After the 2016 election, I wrote a blog cautioning then President-Elect Trump and the Incoming Congress not to rush to “repeal and replace” the Affordable Care Act. I urged our nation’s elected leaders to proceed in a thoughtful way that reflected the trust the electorate had placed in them. I argued that they should work to repair the ACA rather than look to repeal it.
With the presidential primary season under way, the health care issue in the news now is Medicare for All. I agree with the proponents of Medicare for All that health care is a human right that is essential to our well being. I agree with the goal of universal coverage. Yet, I disagree that upending our current health insurance system and replacing it with a single government-run program is the answer.
Right now, about half of all Americans receive employer-sponsored health insurance, making it by far the single largest form of coverage in America. Yes, there absolutely are problems with high premiums and out of pocket costs. Still, according to multiple surveys, most people covered by their employers generally like their health insurance and want to keep it. There is no groundswell of employees across the nation clamoring to trade in their coverage for a government-run program.
Nor is there evidence that Americans want to pay more in taxes to fund a single payer program.
Historically, successful change in health care has come incrementally. We expanded health care access when the need, funding and political support aligned to enable us to do so. And we addressed those existing needs without threatening those who were already adequately covered.
The ACA succeeded because it built on and improved our current system. The ACA stopped discrimination based on gender and pre-existing health conditions. Critically, the ACA also created a funding mechanism for states to expand Medicaid to cover more low-income people and provided subsidies to help those with higher incomes purchase insurance through the individual marketplace or exchanges.
In New Jersey, the effect was powerful. Our uninsured rate dropped from 12 percent in 2008 to 7.7 percent in 2017 — the lowest on record.

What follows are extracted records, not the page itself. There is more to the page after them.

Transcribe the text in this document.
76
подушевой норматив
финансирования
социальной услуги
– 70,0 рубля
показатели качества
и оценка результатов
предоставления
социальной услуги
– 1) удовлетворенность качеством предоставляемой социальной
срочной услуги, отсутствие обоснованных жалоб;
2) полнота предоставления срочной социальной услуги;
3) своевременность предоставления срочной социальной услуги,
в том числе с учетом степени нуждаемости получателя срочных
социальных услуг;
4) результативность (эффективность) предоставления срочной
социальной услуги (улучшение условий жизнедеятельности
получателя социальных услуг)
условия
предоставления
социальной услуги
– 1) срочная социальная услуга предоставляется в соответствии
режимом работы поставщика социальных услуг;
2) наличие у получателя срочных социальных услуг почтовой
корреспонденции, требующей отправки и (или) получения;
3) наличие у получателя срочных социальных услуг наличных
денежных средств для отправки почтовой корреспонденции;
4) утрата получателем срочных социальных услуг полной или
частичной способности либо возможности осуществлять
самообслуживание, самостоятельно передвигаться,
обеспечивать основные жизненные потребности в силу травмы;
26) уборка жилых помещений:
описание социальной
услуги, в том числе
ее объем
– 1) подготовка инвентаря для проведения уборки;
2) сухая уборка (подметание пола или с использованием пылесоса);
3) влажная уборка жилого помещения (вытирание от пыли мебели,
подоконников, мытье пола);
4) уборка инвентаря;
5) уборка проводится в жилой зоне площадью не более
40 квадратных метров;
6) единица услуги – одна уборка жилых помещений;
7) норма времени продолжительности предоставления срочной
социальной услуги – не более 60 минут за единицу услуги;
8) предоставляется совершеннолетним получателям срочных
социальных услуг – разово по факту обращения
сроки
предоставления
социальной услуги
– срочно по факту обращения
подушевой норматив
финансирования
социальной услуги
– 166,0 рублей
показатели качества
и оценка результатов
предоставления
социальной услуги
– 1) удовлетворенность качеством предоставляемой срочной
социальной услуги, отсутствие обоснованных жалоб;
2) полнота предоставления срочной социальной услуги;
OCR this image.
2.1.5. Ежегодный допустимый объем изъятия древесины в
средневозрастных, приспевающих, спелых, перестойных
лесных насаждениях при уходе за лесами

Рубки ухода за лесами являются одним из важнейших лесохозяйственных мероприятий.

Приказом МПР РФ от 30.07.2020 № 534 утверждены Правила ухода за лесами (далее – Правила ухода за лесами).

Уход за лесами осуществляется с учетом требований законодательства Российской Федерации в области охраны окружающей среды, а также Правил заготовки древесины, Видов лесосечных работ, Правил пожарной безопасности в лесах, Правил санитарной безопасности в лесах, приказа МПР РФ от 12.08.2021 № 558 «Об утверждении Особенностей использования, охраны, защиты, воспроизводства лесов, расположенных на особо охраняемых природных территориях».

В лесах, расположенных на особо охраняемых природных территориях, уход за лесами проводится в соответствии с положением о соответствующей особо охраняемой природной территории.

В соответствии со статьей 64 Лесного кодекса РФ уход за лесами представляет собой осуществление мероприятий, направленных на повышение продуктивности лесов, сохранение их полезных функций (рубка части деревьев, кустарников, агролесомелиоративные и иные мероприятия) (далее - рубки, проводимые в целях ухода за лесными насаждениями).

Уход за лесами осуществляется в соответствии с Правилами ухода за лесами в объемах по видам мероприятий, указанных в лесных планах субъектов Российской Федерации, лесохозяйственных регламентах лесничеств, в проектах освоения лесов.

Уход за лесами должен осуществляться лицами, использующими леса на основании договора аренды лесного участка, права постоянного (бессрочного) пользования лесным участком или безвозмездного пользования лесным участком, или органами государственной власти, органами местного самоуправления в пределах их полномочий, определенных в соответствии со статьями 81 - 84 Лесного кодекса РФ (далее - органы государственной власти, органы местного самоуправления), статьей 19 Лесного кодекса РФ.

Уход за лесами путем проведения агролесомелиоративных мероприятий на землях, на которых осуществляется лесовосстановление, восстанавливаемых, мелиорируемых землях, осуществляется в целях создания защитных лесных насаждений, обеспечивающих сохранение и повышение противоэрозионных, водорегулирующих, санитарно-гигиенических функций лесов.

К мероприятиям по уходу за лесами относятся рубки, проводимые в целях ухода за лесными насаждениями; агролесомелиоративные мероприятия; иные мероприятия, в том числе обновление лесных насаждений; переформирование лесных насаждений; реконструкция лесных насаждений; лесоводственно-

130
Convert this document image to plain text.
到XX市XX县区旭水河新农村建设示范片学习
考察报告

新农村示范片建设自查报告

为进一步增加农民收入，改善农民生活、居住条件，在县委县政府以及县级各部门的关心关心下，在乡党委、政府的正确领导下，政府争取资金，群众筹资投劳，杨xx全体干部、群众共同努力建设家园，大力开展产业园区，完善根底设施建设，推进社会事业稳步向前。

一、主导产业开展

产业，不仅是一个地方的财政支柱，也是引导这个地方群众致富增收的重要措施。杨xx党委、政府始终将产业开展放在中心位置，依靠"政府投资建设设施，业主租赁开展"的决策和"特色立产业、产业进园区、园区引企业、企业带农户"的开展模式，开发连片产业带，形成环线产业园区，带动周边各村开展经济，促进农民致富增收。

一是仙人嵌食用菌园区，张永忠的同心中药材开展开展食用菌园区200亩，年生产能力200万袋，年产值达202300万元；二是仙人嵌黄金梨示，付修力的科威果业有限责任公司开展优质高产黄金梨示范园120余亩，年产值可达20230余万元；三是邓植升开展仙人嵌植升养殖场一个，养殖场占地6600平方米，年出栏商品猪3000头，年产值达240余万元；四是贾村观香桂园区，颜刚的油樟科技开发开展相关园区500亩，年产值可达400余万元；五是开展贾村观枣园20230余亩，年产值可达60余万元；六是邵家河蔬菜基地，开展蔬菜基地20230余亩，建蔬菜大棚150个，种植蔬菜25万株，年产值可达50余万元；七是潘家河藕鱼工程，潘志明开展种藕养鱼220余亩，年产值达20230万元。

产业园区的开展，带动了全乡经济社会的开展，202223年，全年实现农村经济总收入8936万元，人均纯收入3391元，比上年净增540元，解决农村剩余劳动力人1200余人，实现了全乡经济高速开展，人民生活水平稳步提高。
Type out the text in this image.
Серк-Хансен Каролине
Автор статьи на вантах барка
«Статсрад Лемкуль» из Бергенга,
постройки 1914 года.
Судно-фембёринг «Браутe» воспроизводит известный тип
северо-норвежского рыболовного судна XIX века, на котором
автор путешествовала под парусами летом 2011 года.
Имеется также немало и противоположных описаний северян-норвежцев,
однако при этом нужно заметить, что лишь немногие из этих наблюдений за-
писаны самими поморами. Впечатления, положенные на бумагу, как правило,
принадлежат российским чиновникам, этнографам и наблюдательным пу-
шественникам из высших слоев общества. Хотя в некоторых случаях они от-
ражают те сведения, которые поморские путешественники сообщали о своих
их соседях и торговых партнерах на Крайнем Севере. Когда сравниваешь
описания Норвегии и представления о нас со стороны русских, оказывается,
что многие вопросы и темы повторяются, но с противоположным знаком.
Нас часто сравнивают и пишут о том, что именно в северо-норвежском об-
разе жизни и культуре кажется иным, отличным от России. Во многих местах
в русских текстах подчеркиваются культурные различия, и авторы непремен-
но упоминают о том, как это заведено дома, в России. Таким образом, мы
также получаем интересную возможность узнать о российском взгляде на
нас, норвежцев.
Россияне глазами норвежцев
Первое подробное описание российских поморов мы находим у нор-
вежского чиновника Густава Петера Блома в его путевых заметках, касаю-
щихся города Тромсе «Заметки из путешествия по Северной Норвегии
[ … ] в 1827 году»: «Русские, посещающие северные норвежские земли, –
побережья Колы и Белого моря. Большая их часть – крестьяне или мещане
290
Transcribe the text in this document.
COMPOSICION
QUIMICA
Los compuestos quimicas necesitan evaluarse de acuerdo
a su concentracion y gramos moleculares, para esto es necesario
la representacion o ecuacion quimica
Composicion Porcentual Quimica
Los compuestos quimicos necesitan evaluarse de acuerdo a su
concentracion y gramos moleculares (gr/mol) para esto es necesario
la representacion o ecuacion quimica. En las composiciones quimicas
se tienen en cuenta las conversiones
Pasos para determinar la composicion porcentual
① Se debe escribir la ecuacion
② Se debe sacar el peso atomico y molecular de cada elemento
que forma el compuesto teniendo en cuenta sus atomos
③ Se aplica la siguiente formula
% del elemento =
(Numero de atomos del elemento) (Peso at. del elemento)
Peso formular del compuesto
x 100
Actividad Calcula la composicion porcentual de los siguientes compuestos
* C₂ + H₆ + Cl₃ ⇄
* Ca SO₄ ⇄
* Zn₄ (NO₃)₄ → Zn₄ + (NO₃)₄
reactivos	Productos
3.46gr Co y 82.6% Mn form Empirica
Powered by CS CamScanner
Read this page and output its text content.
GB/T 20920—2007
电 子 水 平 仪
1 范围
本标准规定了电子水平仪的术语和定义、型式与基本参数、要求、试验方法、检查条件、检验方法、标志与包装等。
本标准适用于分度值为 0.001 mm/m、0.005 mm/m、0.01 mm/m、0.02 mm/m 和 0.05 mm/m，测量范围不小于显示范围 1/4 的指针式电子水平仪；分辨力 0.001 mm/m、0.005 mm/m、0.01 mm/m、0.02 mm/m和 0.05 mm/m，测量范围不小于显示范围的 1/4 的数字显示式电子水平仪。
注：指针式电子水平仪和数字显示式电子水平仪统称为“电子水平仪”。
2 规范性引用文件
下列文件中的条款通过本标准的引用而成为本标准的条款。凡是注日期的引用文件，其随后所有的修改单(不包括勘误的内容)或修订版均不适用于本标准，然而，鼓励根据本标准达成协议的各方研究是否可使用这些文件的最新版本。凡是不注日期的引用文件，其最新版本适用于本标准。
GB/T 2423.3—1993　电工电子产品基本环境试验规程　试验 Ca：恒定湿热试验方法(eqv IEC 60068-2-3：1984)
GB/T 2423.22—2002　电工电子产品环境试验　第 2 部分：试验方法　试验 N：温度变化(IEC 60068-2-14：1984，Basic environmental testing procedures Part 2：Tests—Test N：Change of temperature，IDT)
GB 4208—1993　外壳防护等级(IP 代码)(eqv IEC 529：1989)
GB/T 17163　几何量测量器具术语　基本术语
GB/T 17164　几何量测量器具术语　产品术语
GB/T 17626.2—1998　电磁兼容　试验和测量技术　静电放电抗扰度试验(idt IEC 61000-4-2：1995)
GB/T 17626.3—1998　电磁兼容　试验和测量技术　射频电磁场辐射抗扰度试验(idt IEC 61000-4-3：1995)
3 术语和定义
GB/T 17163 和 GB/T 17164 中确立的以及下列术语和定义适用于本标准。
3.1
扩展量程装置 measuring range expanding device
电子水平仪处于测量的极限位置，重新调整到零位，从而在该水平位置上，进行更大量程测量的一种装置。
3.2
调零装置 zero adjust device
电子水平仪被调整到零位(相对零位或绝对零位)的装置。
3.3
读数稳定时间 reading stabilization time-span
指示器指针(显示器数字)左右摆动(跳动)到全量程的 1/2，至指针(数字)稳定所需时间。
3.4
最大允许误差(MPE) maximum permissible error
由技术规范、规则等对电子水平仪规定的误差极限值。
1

The fundamentals of the ACA remain solid and can be improved upon to cover more people. We may not reach the 100 percent coverage that proponents say Medicare for All would provide, but we can create real and lasting improvements without risking all that currently works in our health care system.
Granted, the system today still does not work for everyone. In particular, for those over the age of 50 but under 65 — and who must purchase insurance on their own without a subsidy — premiums can be unaffordable. I would support an option for this group to purchase a plan from Medicare or Medicaid. Call it Medicare for All (Who Want It). We also need solutions for those who make too much money to receive Medicaid or subsidies but can’t afford to get the care they need because their out of pocket costs are just too high.
And we can continue to find ways to cover the six to eight percent of Americans who still fall through the cracks and remain uninsured. We could improve outreach for the ACA and make it easier for people to enroll. We could adjust the amount of the premium subsidies or income eligibility cut off points to get the balance right. These are modifications that would make our system work better but would not require substantial tax increases.
“Medicare for All,” just like “Repeal and Replace,” may sound like a bold plan of action, but when it comes to health care, steady forward improvement of the ACA, including options to buy-in to Medicare or Medicaid, will yield a stronger and more effective system for everyone.